Várias formas de negociações estão ocorrendo no território do Afeganistão para garantir a paz e resolver a guerra de longa duração. A retirada das tropas estrangeiras do Afeganistão e o início simultâneo das negociações interafegãs, bem como os conflitos internos e o desenvolvimento econômico sustentável neste país, são de particular interesse científico. Portanto, a pesquisa está focada nos aspectos geopolíticos das conversações de paz entre o Afeganistão e o impacto das forças externas nos assuntos internos do Afeganistão. Ao mesmo tempo, a abordagem para reconhecer o Afeganistão não como uma ameaça à paz e segurança globais, mas como um fator de oportunidades estratégicas para o desenvolvimento da Ásia Central e do Sul, tornou-se um objeto-chave de pesquisa e tornou a implementação de mecanismos eficazes um prioridade. Nesse sentido, as questões de restaurar a posição histórica do Afeganistão moderno na conexão da Ásia Central e do Sul, incluindo a aceleração desses processos, desempenham um papel importante na diplomacia do Uzbequistão.

O Afeganistão é um país misterioso em sua história e hoje, preso em grandes jogos geopolíticos e conflitos internos. A região em que o Afeganistão está localizado terá automaticamente um impacto positivo ou negativo nos processos de transformação geopolítica de todo o continente asiático. O diplomata francês Rene Dollot uma vez comparou o Afeganistão à "Suíça asiática" (Dollot, 1937, p.15). Isso nos permite confirmar que, em sua época, este país era o país mais estável do continente asiático. Como o escritor paquistanês Muhammad Iqbal descreve corretamente, “a Ásia é um corpo de água e flores. O Afeganistão é o seu coração. Se houver instabilidade no Afeganistão, a Ásia será instável. Se há paz no Afeganistão, a Ásia é pacífica ”(Heart of Asia, 2015). Dada a competição das grandes potências e o conflito de interesses geopolíticos no Afeganistão hoje, acredita-se que a importância geopolítica deste país pode ser definida da seguinte forma:

- Geograficamente, o Afeganistão está localizado no coração da Eurásia. O Afeganistão está muito próximo da Comunidade de Estados Independentes (CEI), que é cercada por países com armas nucleares como China, Paquistão e Índia, além de países com programas nucleares como o Irã. Deve-se notar que o Turcomenistão, o Uzbequistão e o Tajiquistão representam cerca de 40% da fronteira total do Estado com o Afeganistão;

- De uma perspectiva geoeconômica, o Afeganistão é uma encruzilhada de regiões com reservas globais de petróleo, gás, urânio e outros recursos estratégicos. Esse fator, em essência, também significa que o Afeganistão é uma encruzilhada de corredores de transporte e comércio. Naturalmente, os principais centros de poder, como os Estados Unidos e a Rússia, bem como a China e a Índia, que são conhecidos em todo o mundo por seu potencial de desenvolvimento econômico importante, têm grandes interesses geoeconômicos aqui;

- Do ponto de vista estratégico-militar, o Afeganistão é um elo importante na segurança regional e internacional. Segurança e questões militares-estratégicas neste país estão entre as principais metas e objetivos definidos por estruturas influentes como a Organização do Tratado do Atlântico Norte (OTAN), a Organização do Tratado de Segurança Coletiva (CSTO), a Organização de Cooperação de Xangai (SCO) e a CEI .

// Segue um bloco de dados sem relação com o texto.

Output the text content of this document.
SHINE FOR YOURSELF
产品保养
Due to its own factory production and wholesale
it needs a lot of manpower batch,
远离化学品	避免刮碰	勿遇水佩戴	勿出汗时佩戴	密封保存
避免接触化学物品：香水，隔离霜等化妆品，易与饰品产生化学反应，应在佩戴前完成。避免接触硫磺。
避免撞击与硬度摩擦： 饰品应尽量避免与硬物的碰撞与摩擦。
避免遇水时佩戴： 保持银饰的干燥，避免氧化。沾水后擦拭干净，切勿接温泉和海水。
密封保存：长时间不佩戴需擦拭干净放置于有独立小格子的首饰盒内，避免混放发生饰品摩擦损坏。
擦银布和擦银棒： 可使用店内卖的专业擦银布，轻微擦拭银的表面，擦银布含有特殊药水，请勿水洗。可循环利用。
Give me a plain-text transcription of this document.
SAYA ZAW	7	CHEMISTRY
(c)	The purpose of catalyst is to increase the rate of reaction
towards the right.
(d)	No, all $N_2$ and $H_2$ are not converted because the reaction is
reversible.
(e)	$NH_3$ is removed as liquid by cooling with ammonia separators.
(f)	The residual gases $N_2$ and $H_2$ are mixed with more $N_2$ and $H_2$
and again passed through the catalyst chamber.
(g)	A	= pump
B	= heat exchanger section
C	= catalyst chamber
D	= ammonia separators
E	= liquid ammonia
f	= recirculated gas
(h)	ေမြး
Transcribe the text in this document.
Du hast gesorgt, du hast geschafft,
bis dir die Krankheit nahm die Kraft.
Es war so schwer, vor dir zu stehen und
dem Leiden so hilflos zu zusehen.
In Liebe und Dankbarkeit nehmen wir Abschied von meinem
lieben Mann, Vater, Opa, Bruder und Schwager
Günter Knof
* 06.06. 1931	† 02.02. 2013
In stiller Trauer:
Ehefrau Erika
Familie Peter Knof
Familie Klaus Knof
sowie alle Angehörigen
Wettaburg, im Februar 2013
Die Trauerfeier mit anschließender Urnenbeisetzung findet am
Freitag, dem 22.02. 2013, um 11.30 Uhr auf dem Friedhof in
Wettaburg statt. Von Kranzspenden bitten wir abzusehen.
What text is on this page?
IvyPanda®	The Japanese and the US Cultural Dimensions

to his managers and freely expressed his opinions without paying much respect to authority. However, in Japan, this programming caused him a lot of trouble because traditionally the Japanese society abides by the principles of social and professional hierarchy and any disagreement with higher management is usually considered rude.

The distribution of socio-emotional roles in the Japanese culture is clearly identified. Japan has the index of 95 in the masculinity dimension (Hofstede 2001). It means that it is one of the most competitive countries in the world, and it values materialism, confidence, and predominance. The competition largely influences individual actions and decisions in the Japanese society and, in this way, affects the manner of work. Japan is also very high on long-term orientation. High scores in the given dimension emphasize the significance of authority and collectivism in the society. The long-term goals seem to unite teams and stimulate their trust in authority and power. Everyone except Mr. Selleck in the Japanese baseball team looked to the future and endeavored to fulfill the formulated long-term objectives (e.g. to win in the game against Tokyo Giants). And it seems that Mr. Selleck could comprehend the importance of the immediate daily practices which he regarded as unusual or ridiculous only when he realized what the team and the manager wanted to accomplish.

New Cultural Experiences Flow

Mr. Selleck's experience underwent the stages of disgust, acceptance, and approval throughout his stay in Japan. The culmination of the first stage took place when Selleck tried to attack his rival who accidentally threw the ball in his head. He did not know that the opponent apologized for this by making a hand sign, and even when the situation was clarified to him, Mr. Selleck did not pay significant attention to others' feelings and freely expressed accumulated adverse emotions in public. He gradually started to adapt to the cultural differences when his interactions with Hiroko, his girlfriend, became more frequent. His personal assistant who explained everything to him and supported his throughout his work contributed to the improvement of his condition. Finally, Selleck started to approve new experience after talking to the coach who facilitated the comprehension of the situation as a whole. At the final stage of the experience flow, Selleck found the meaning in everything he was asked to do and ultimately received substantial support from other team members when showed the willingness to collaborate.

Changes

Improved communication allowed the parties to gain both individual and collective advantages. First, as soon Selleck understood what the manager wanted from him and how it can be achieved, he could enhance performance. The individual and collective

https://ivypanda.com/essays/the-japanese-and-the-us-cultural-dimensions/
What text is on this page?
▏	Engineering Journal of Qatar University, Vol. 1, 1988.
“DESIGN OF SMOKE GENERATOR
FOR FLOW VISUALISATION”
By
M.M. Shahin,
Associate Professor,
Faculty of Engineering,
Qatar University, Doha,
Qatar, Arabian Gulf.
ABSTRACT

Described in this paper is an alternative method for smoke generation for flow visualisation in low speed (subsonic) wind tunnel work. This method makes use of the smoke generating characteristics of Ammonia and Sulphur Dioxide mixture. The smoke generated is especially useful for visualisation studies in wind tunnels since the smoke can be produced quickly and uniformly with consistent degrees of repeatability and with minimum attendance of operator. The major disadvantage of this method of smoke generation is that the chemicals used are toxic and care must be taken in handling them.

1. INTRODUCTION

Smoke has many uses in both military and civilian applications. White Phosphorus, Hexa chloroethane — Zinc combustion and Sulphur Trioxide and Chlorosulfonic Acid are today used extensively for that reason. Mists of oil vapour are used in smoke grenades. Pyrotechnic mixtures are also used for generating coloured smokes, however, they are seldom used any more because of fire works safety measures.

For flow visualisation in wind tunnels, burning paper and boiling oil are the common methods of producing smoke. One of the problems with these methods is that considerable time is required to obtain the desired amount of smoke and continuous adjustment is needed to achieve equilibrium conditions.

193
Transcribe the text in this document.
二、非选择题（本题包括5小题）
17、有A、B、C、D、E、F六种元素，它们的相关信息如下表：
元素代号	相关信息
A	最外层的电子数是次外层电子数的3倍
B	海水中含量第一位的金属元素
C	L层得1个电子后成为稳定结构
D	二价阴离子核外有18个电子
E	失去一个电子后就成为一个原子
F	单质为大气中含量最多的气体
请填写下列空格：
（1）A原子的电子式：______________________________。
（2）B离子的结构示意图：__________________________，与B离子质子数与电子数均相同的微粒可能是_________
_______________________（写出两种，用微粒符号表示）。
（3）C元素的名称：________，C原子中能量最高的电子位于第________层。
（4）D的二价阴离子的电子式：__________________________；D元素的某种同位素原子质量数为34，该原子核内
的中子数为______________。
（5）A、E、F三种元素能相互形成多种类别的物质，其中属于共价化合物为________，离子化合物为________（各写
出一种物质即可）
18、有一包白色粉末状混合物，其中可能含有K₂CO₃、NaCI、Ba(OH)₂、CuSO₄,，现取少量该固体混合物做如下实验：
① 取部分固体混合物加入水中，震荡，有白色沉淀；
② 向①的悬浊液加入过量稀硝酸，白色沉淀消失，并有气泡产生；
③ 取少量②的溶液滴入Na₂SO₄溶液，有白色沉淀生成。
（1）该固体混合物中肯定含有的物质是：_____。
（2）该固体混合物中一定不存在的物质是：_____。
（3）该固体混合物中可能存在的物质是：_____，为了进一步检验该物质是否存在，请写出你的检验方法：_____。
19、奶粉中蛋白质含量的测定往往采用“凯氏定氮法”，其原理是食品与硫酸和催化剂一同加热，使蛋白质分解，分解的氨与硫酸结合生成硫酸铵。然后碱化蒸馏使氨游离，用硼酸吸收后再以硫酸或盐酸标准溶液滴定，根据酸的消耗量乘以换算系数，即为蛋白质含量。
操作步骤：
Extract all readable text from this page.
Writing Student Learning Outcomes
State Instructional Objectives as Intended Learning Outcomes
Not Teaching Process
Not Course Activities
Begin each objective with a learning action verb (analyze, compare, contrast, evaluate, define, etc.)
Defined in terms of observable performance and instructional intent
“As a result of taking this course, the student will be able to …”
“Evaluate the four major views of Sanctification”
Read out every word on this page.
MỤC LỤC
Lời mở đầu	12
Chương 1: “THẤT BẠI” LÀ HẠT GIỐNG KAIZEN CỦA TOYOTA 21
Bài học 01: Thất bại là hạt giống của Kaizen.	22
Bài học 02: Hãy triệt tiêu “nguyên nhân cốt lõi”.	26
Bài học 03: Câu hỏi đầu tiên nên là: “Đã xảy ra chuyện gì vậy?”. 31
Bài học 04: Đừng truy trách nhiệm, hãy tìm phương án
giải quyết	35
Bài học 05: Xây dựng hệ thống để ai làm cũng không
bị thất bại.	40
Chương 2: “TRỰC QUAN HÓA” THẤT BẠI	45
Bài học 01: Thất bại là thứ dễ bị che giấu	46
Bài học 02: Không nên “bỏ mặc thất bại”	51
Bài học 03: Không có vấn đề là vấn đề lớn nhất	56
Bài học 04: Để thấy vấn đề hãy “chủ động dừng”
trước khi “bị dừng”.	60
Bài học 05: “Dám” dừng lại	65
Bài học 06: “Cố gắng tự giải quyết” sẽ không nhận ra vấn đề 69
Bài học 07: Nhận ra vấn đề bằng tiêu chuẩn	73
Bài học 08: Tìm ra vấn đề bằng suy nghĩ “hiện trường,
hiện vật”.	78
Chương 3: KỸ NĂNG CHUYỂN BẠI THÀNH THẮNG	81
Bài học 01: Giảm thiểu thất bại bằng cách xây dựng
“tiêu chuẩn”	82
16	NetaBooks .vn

A característica geopolítica do problema afegão é que, paralelamente, envolve uma ampla gama de forças nacionais, regionais e internacionais. Por isso, o problema pode incorporar todos os fatores para desempenhar o papel principal na reflexão de teorias e conceitos geopolíticos. É importante notar que as visões geopolíticas sobre o problema afegão e as abordagens para sua solução ainda não têm dado os resultados esperados. Muitas dessas abordagens e perspectivas apresentam desafios complexos, enquanto retratam os aspectos negativos do problema afegão. Isso, por si só, demonstra a necessidade de interpretar o problema afegão por meio de teorias construtivas e visões científicas otimistas baseadas em abordagens modernas como uma das tarefas urgentes. A observação das visões e abordagens teóricas que apresentamos abaixo também pode fornecer percepções científicas adicionais sobre as teorias sobre o Afeganistão:

"Dualismo afegão"

Do nosso ponto de vista, a abordagem teórica do "dualismo afegão" (Buranov, 2020, p.31-32) deve ser incluída na lista de visões geopolíticas sobre o Afeganistão. Observa-se que a essência da teoria do "dualismo afegão" pode se refletir de duas maneiras.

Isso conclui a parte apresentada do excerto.